Buckley is among the best-known political and literary figures of the 20th century, and has written numerous books on politics and has also penned the popular Blackford Oakes series of spy novels. Davenport is an internationally noted scholar, now retired from the University of Kentucky. His latest book is called The Death of Picasso: New & Selected Writing. Marjorie Perloff is the Sadie Dernham Patek Professor of Humanities Emerita from Stanford University and a prolific critic and writer.

Other speakers include Thomas F. Staley from the University of Texas, author of Reflections on James Joyce: Stuart Gilbert's Paris Journal, among other books; Coburn Freer and Jed Rasula of the University of Georgia department of English, both internationally known scholars and writers; and law professor Marisa Pagnattaro, also of the UGA, who helped work on the Kenner archives before they were transferred to the University of Texas.

Master of Ceremonies will be Barry Ahern, who is a professor at Tulane University and a scholar of literary modernism. Music will be provided by the band Banish Misfortune.

During his career, Kenner personally knew an astonishing number of major figures in 20th century literary modernism. Among his friends and acquaintances were William Carlos Williams, Samuel Beckett, Marianne Moore, T. S. Eliot, Ezra Pound and Wyndham Lewis. He also wrote a considerable amount of criticism about novelist James Joyce. A polymath with interests in numerous other fields from computers to mathematics, he was also a lifelong friend of Buckminster Fuller.

In addition to a career as a much-honored teacher, Kenner was the author of more than two dozen books, but his masterpiece is widely regarded as The Pound Era, which focused on the rise of literary modernism with iconoclastic poet Ezra Pound as the central figure. One of Kenner’s astonishing feats was to change his writing style to match the style of the person about whom he was writing.

As an obituary of Kenner in The Los Angeles Times noted, “He was a prodigious author, essayist, critic and broadcaster for half a century, writing more than two dozen books, contributing to 200 more and penning some 1,000 articles.

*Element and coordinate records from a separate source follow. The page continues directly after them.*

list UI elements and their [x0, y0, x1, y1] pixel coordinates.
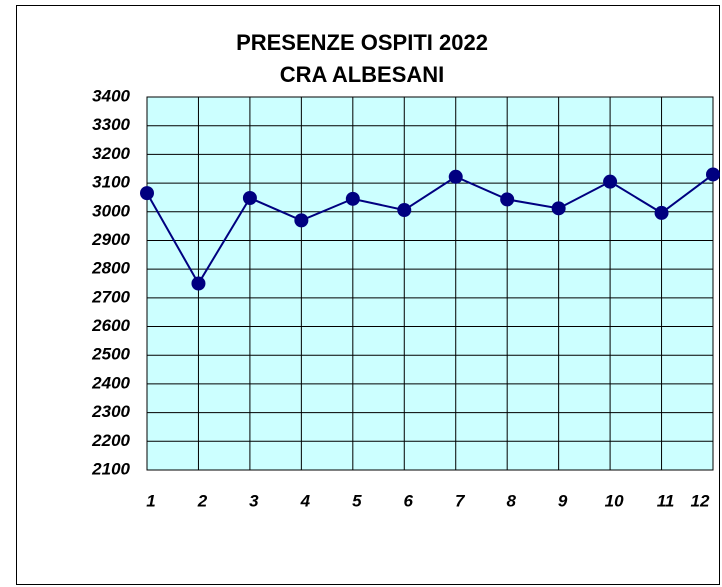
data-point [191, 276, 206, 291]
y-tick-label: 2600 [91, 316, 130, 335]
data-point [551, 201, 566, 216]
chart-subtitle: CRA ALBESANI [280, 62, 445, 87]
x-tick-label: 7 [455, 491, 466, 510]
y-tick-label: 2400 [91, 373, 130, 392]
data-point [603, 174, 618, 189]
data-point [706, 167, 720, 182]
data-point [654, 205, 669, 220]
x-tick-label: 6 [404, 491, 414, 510]
x-tick-label: 2 [197, 491, 208, 510]
x-tick-label: 4 [300, 491, 311, 510]
x-tick-label: 9 [558, 491, 568, 510]
x-tick-label: 1 [146, 491, 155, 510]
y-tick-label: 3300 [92, 115, 130, 134]
x-tick-label: 12 [691, 491, 710, 510]
data-point [294, 213, 309, 228]
y-tick-label: 2800 [91, 259, 130, 278]
y-tick-label: 3400 [92, 86, 130, 105]
data-point [500, 192, 515, 207]
data-point [242, 190, 257, 205]
data-point [345, 191, 360, 206]
x-tick-label: 8 [506, 491, 516, 510]
data-point [140, 186, 154, 201]
chart-title: PRESENZE OSPITI 2022 [236, 30, 488, 55]
y-tick-label: 2200 [91, 431, 130, 450]
x-tick-label: 11 [657, 491, 675, 510]
plot-area [146, 96, 714, 471]
x-tick-label: 10 [605, 491, 624, 510]
y-tick-label: 3200 [92, 144, 130, 163]
y-tick-label: 2500 [91, 345, 130, 364]
data-line [146, 173, 714, 286]
y-tick-label: 2100 [91, 459, 130, 478]
y-tick-label: 3100 [92, 173, 130, 192]
x-tick-label: 5 [352, 491, 362, 510]
y-tick-label: 2900 [91, 230, 130, 249]
y-tick-label: 3000 [92, 201, 130, 220]
data-point [397, 203, 412, 218]
x-tick-label: 3 [249, 491, 259, 510]
y-tick-label: 2300 [91, 402, 130, 421]
y-tick-label: 2700 [91, 287, 130, 306]
data-point [448, 169, 463, 184]
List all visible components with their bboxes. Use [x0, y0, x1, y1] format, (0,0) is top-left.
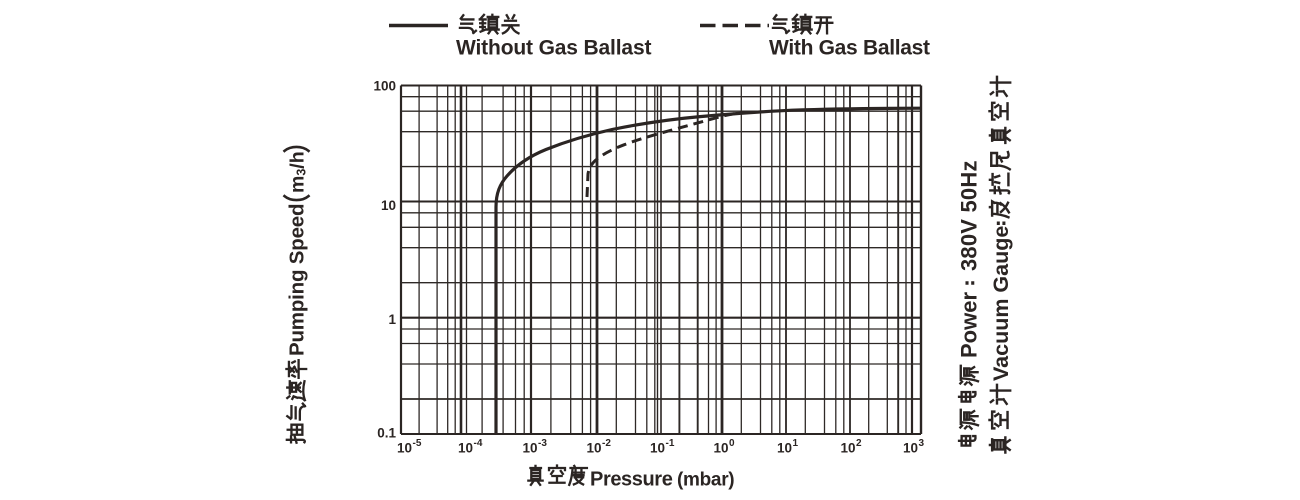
- svg-text:-4: -4: [474, 438, 483, 449]
- svg-text:Pumping Speed: Pumping Speed: [286, 204, 309, 356]
- svg-text:380V 50Hz: 380V 50Hz: [957, 160, 982, 271]
- svg-text:-5: -5: [413, 438, 422, 449]
- svg-text:10: 10: [713, 441, 728, 456]
- svg-text:Vacuum Gauge: Vacuum Gauge: [989, 226, 1013, 381]
- svg-text:10: 10: [397, 441, 412, 456]
- svg-text:10: 10: [903, 441, 918, 456]
- svg-text:m3/h: m3/h: [287, 151, 309, 193]
- svg-text:10: 10: [458, 441, 473, 456]
- svg-text:0: 0: [729, 438, 735, 449]
- svg-text:10: 10: [522, 441, 537, 456]
- svg-text:Pressure: Pressure: [590, 469, 673, 491]
- svg-text:3: 3: [919, 438, 925, 449]
- svg-text:-2: -2: [602, 438, 611, 449]
- svg-text:(mbar): (mbar): [677, 470, 734, 491]
- svg-text:1: 1: [388, 312, 396, 327]
- svg-text:10: 10: [777, 441, 792, 456]
- svg-text:0.1: 0.1: [377, 426, 396, 441]
- svg-text:10: 10: [840, 441, 855, 456]
- svg-text:1: 1: [793, 438, 799, 449]
- svg-text:10: 10: [381, 198, 396, 213]
- svg-text:With Gas Ballast: With Gas Ballast: [769, 37, 930, 60]
- svg-text:10: 10: [650, 441, 665, 456]
- svg-text:2: 2: [856, 438, 862, 449]
- svg-text:-1: -1: [666, 438, 675, 449]
- svg-text:100: 100: [373, 79, 396, 94]
- svg-text:Without Gas Ballast: Without Gas Ballast: [456, 37, 651, 60]
- svg-text:Power: Power: [957, 292, 982, 358]
- svg-text:10: 10: [586, 441, 601, 456]
- svg-text:-3: -3: [538, 438, 547, 449]
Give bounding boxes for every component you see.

A recent bibliography of his writings totaled 414 pages.”

Kenner studied at Yale, where he earned a doctorate working with Cleanth Brooks, one of the leading lights of the so-called New Criticism, which separated texts from their biographical and historical moorings and examined them minutely on their own merits. Kenner served at Santa Barbara College (now the University of California at Santa Barbara) and Johns Hopkins University before coming to the University of Georgia.

Kenner retired from UGA in 1999 but remained active as a scholar and writer, and for years welcomed students and literary scholars into his home to study his huge collection of letters from the famous.

In a commentary in Slate, Jeet Heer wrote this about Kenner:

“Kenner was a slippery writer who evades any easy political labeling. Rather than placing him on the left-right spectrum, it would be better to describe him as a collector of marginalized thinkers and artists: He loved to demonstrate that figures who were dismissed as cranks or freaks did work that has coherence and value. During his lifetime, Kenner's crank collection included Marshall McLuhan, Louis Zukofsky, Buckminster Fuller and [cartoonist] Chuck Jones, as well as Pound and Lewis.”

Kenner’s first wife, Mary Josephine Wait, died in 1964, and together they had three daughters and two sons. He then married the former Mary Anne Bittner (William F. Buckley was best man), with whom he had a son and a daughter.